Discussion in 'Special Ed 101' started by Sheila, Oct 11, 2007.

  1. Sheila

    Sheila Moderator

    https://web.archive.org/web/20080724225806/http://contentdm.lib.byu.edu/ETD/image/etd2027.pdf

    SOCIAL OUTCOMES OF STUDENTS WITH LANGUAGE IMPAIRMENT:
    AN EIGHT-YEAR FOLLOW-UP STUDY

    by
    Meghan A. Baldridge
    A thesis submitted to the faculty of
    Brigham Young University
    in partial fulfillment of the requirements for the degree of
    Master of Science
    Department of Communication Disorders
    Brigham Young University
    August 2007

    Introduction.........................................................................................................................1
    Review of Literature............................................................................................................4
    Language Impairment...................................................................................................4
    Social Problems with Specific Tasks and in Specific Contexts....................................5
    Problematic Social Characteristics.............................................................................13
    Problematic Social Outcomes.....................................................................................17
    Longitudinal Studies of Social Outcome....................................................................19
    Summary.....................................................................................................................28
    Current Study..............................................................................................................29
    Method..............................................................................................................................30
    Participants..................................................................................................................30
    Procedures...................................................................................................................31
    Instruments..................................................................................................................31
    Data Analysis..............................................................................................................38
    Results...............................................................................................................................39
    Case Study 1-Amy......................................................................................................39
    Case Study 2-Jean.......................................................................................................45
    Case Study 3-Marie.....................................................................................................50
    Case Study 4-Kristine.................................................................................................56

    Discussion.........................................................................................................................62
    References.........................................................................................................................69
     
  2. Sheila

    Sheila Moderator

    (LI = language impairment) Interesting excerpt:

    "Individual case studies. The information revealed by large group longitudinal studies is invaluable. It is also important, however, to consider individual case studies. Because the category of LI is highly heterogeneous, it is likely that the performance of very different individuals is averaged together in any group study of these children. The examination of individual children makes it possible to consider how individualdifferences impact social outcomes. The following case studies show the difficulties encountered by individual subjects and how their social skills were affected by the disorder over time.
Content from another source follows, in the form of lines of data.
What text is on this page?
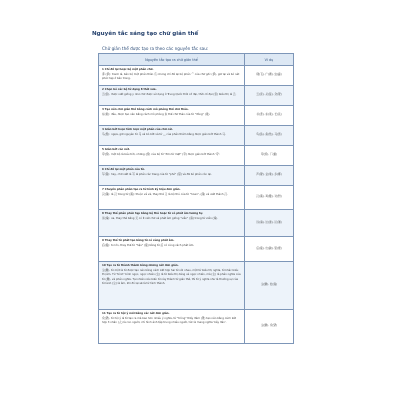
Nguyên tắc sáng tạo chữ giản thể
Chữ giản thể được tạo ra theo các nguyên tắc sau:
Nguyên tắc tạo ra chữ giản thể	Ví dụ

1 Chỉ để lại hoặc bộ một phần chữ.
爭 (爭): tranh là, bên bộ một phần thân 爪 nhưng chỉ để lại bộ phần ⺈ của chữ gốc (爭), giữ lại và bỏ nét phức tạp ở bên trong.	飛(飞), 广(廣), 虫(蟲)

2 Chọn bỏ các bộ từ dạng 8 thời xưa.
云(雲), được viết giống y như chữ được sử dụng ở Trung Quốc thời cổ đại, thời cổ đại (雲) biểu thị là 云.	云(雲), 从(從), 众(眾)

3 Tạo nên chữ giản thể bằng cách mô phỏng thể chữ thảo.
东(東): đầu, được tạo nên bằng cách mô phỏng 东 thể chữ thảo của từ "đông" (東).	书(書), 东(東), 长(長)

4 Giản bớt hoặc tỉnh lược một phần của chữ cái.
马(馬): ngựa, giữ nguyên từ 马 và bỏ bớt và từ 灬 của phần thêm bằng được giản bớt thành 马.	鸟(鳥), 鱼(魚), 马(馬)

5 Giản bớt các nét.
夸(誇), một bộ là bầu trời, những (誇) của bộ từ "đơn từ mặt" (夸) được giản bớt thành '夸'.	夸(誇), 厂(廠)

6 Chỉ để lại một phần của từ.
写(寫): hay, chữ viết là 写 là phần các trang của từ "phó" (寫) và đã bỏ phần còn lại.	声(聲), 业(業), 乡(鄉)

7 Chuyển phần phân tạo ra từ hình ký hiệu đơn giản.
汉(漢): là 汉 trong từ (漢): thuộc về và, thay thế 又 là bộ thủ của từ "hoan", (漢) và viết thành 汉.	汉(漢), 鸡(雞), 对(對)

8 Thay thế phần phức tạp bằng bộ thủ hoặc từ có phát âm tương tự.
远(遠): xa, thay thế bằng 元 có ít nét chữ và phát âm giống "viễn" (遠) trong từ viễn (遠).	远(遠), 达(達), 运(運)

9 Thay thế từ phát tạo bằng từ có cùng phát âm.
后(後): to lớn, thay thế từ "hậu" (後) bằng từ 后 có cùng cách phát âm.	后(後), 出(齣), 里(裡)

10 Tạo ra từ thành thành bằng những nét đơn giản.
尘(塵), từ một là từ được tạo nên bằng cách kết hợp hai từ với nhau, một từ biểu thị nghĩa, từ khác biểu thị âm. Từ "bình" bình ngọc, ngọc nhiên (尘) là từ biểu thị dáng vẻ ngọc nhiên, mà (尘) là phần nghĩa của từ (塵), và phần nghĩa. Tại nhiên nếu biến từ này thành từ giản thể, thì từ ý nghĩa như là thường sự của từ lành (尘) là âm, khi đó lại sẽ là từ hình thành.	尘(塵), 灶(竈)

11 Tạo ra từ hội ý mới bằng các nét đơn giản.
众(眾), từ hội ý là từ tạo ra mà bao hơn nhiều ý nghĩa, từ "trông" thấy đám (眾) tạo nên bằng cách kết hợp 3 nhân (人) là con người, chỉ hình ảnh tập trung nhiều người, tức là mang nghĩa 'bầy đàn'.	尘(塵), 众(眾)
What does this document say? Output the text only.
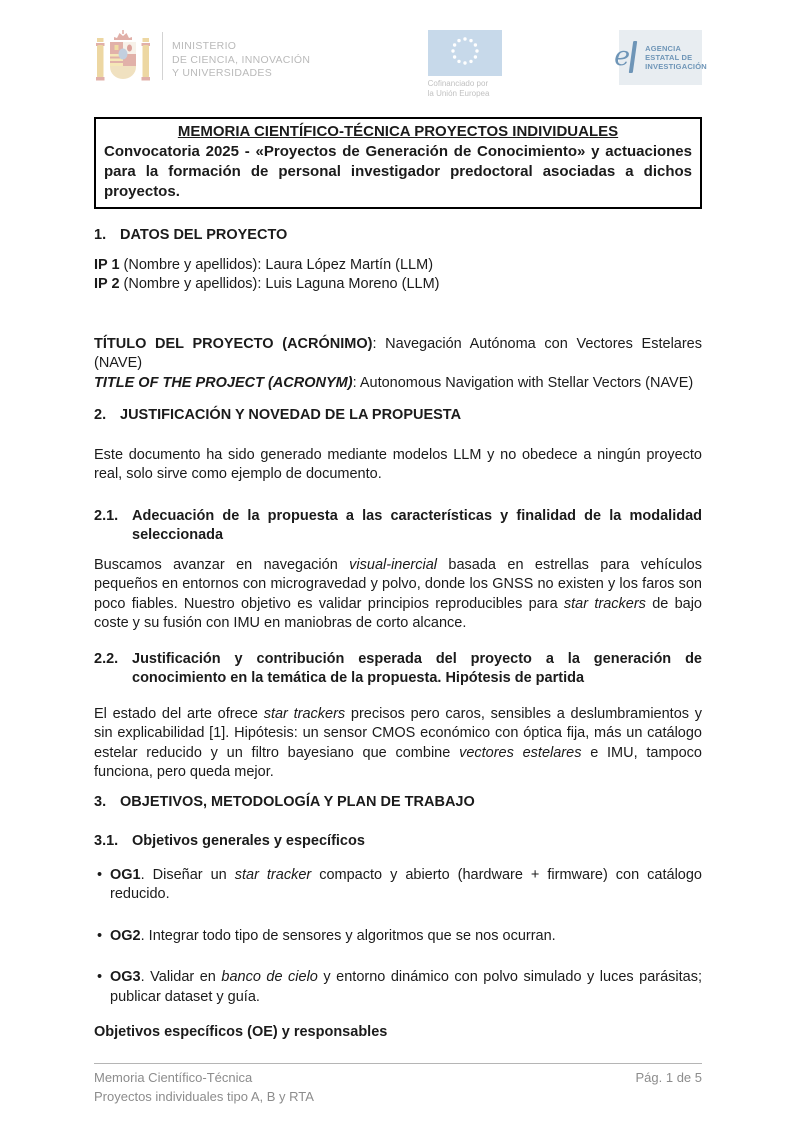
MINISTERIO
DE CIENCIA, INNOVACIÓN
Y UNIVERSIDADES
Cofinanciado por
la Unión Europea
e AGENCIA
ESTATAL DE
INVESTIGACIÓN
MEMORIA CIENTÍFICO-TÉCNICA PROYECTOS INDIVIDUALES
Convocatoria 2025 - «Proyectos de Generación de Conocimiento» y actuaciones para la formación de personal investigador predoctoral asociadas a dichos proyectos.
1. DATOS DEL PROYECTO
IP 1 (Nombre y apellidos): Laura López Martín (LLM)
IP 2 (Nombre y apellidos): Luis Laguna Moreno (LLM)
TÍTULO DEL PROYECTO (ACRÓNIMO): Navegación Autónoma con Vectores Estelares (NAVE)
TITLE OF THE PROJECT (ACRONYM): Autonomous Navigation with Stellar Vectors (NAVE)
2. JUSTIFICACIÓN Y NOVEDAD DE LA PROPUESTA
Este documento ha sido generado mediante modelos LLM y no obedece a ningún proyecto real, solo sirve como ejemplo de documento.
2.1. Adecuación de la propuesta a las características y finalidad de la modalidad seleccionada
Buscamos avanzar en navegación visual-inercial basada en estrellas para vehículos pequeños en entornos con microgravedad y polvo, donde los GNSS no existen y los faros son poco fiables. Nuestro objetivo es validar principios reproducibles para star trackers de bajo coste y su fusión con IMU en maniobras de corto alcance.
2.2. Justificación y contribución esperada del proyecto a la generación de conocimiento en la temática de la propuesta. Hipótesis de partida
El estado del arte ofrece star trackers precisos pero caros, sensibles a deslumbramientos y sin explicabilidad [1]. Hipótesis: un sensor CMOS económico con óptica fija, más un catálogo estelar reducido y un filtro bayesiano que combine vectores estelares e IMU, tampoco funciona, pero queda mejor.
3. OBJETIVOS, METODOLOGÍA Y PLAN DE TRABAJO
3.1. Objetivos generales y específicos
• OG1. Diseñar un star tracker compacto y abierto (hardware + firmware) con catálogo reducido.
• OG2. Integrar todo tipo de sensores y algoritmos que se nos ocurran.
• OG3. Validar en banco de cielo y entorno dinámico con polvo simulado y luces parásitas; publicar dataset y guía.
Objetivos específicos (OE) y responsables
Memoria Científico-Técnica
Proyectos individuales tipo A, B y RTA
Pág. 1 de 5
    Damico (1988) documented the case of Debbie, a girl who was originally evaluated at 5;11 for language difficulties, including semantic and syntactic errors. By the end of the school year, Debbie was thought to have overcome her difficulties and was dismissed from therapy. Six years later, however, Debbie was referred and re-evaluated for LI. By this time her academic standing had drastically declined and she demonstrated a more severe communication disorder than when previously seen. Debbie’s difficulties included poor reading skills, inability to complete assignments, and poor social skills. While signs of her difficulties were demonstrated in early reports, Debbie’s communication and academic difficulties became much more complex with age. Somewhat unexpectedly, she developed serious social difficulties as well. In the seventh grade, Debbie reported she had only three friends, two of them in special education units. Overall, Debbie became more withdrawn and demonstrated more severe language, academic, and social difficulties as an adolescent than when she was originally evaluated in childhood. She was a poor reader and unable to complete the majority of her seventh grade class work. She was enrolled in resource services and received counseling. She was described as a shy girl with poor social skills. This case demonstrates the global and lasting effects of LI and highlights the need to consider social competence in assessment and intervention. Had Debbie’s long term social and academic outcomes been considered, she may not have been prematurely dismissed from speech-language intervention."